SALERNO. Arriva lo stop di un turno per tre calciatori della Salernitana in vista della trasferta di Crotone, di domenica pomeriggio (ore 12.30). Una giornata di squalifica per i due espulsi, con rosso diretto, nel corso del match contro il Latina, vinto per 2-1 dai granata di Serse Cosmi. Si tratta di Galo Capomaggio e Vladimir Golemic. Per cumulo di ammonizioni è arrivata la squalifica anche per un altro difensore, Anastasio. Squalifica per una gara effettiva ed ammenda di 500 euro, invece, per Sandro Antonini, il match analyst della Salernitana per avere, si legge nel dispositivo emesso dal giudice sportivo di Lega Pro "al 39° minuto del primo tempo, tenuto una condotta irriguardosa nei confronti della Quaterna Arbitrale in quanto, entrava sul terreno di gioco, per protestare veementemente nei loro confronti per contestarne l’operato. Valutate ai sensi dell’art. 13, comma 2, C.G.S. le modalità complessive della condotta, misura della sanzione in applicazione dell’art. 36, comma 1, lett. a), C.G.S. Sanzione pecuniaria irrogata in quanto componente la panchina aggiuntiva (panchina aggiuntiva)".
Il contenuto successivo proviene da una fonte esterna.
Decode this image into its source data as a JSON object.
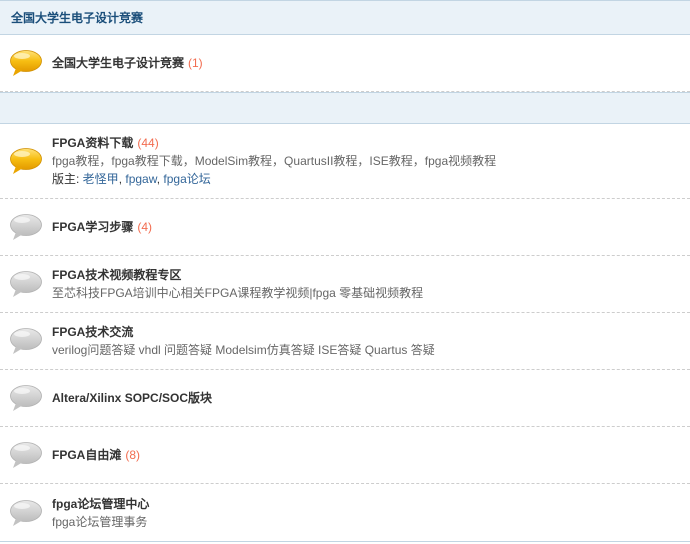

CAPOMAGGIO GALO (SALERNITANA)
per avere, al 22° minuto del primo tempo, tenuto una condotta gravemente antisportiva nei
confronti di un calciatore avversario in quanto interveniva in un contrasto di gioco con vigoria
sproporzionata.
Valutate le modalità complessive della condotta ai sensi dell’art. 13, comma 2, C.G.S., misura
della sanzione in applicazione dell’art. 39 C.G.S. e considerato che non si sono verificate
conseguenze pregiudizievoli a carico dell’avversario.
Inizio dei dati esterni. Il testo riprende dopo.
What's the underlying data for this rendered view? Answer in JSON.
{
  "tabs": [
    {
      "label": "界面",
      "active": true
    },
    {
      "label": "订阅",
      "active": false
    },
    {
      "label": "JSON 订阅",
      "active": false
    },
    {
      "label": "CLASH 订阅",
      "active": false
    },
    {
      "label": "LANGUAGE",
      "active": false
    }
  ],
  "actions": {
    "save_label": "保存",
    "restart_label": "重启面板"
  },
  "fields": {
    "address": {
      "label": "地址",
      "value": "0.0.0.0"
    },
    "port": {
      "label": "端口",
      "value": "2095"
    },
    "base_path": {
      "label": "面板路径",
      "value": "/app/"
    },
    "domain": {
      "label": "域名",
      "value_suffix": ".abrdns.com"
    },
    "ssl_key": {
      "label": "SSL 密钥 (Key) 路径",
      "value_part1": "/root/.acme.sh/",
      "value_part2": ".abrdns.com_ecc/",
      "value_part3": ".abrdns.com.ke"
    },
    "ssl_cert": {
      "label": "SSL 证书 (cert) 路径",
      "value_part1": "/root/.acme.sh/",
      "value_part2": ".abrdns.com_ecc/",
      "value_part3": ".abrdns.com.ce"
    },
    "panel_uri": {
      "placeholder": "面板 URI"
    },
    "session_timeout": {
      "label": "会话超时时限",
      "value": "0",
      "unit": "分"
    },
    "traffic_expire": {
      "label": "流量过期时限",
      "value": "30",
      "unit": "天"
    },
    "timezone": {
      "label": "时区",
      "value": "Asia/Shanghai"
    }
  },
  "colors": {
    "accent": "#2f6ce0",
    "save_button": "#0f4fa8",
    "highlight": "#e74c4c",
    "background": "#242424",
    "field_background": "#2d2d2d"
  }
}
GOLEMIC VLADIMIR (SALERNITANA)
per avere, al 16° minuto del secondo tempo, tenuto una condotta gravemente antisportiva nei
confronti di un calciatore avversario in quanto interveniva in un contrasto di gioco con vigoria
sproporzionata.
Valutate le modalità complessive della condotta ai sensi dell’art. 13, comma 2, C.G.S., misura
della sanzione in applicazione dell’art. 39 C.G.S. e considerato che non si sono verificate
conseguenze pregiudizievoli a carico dell’avversario.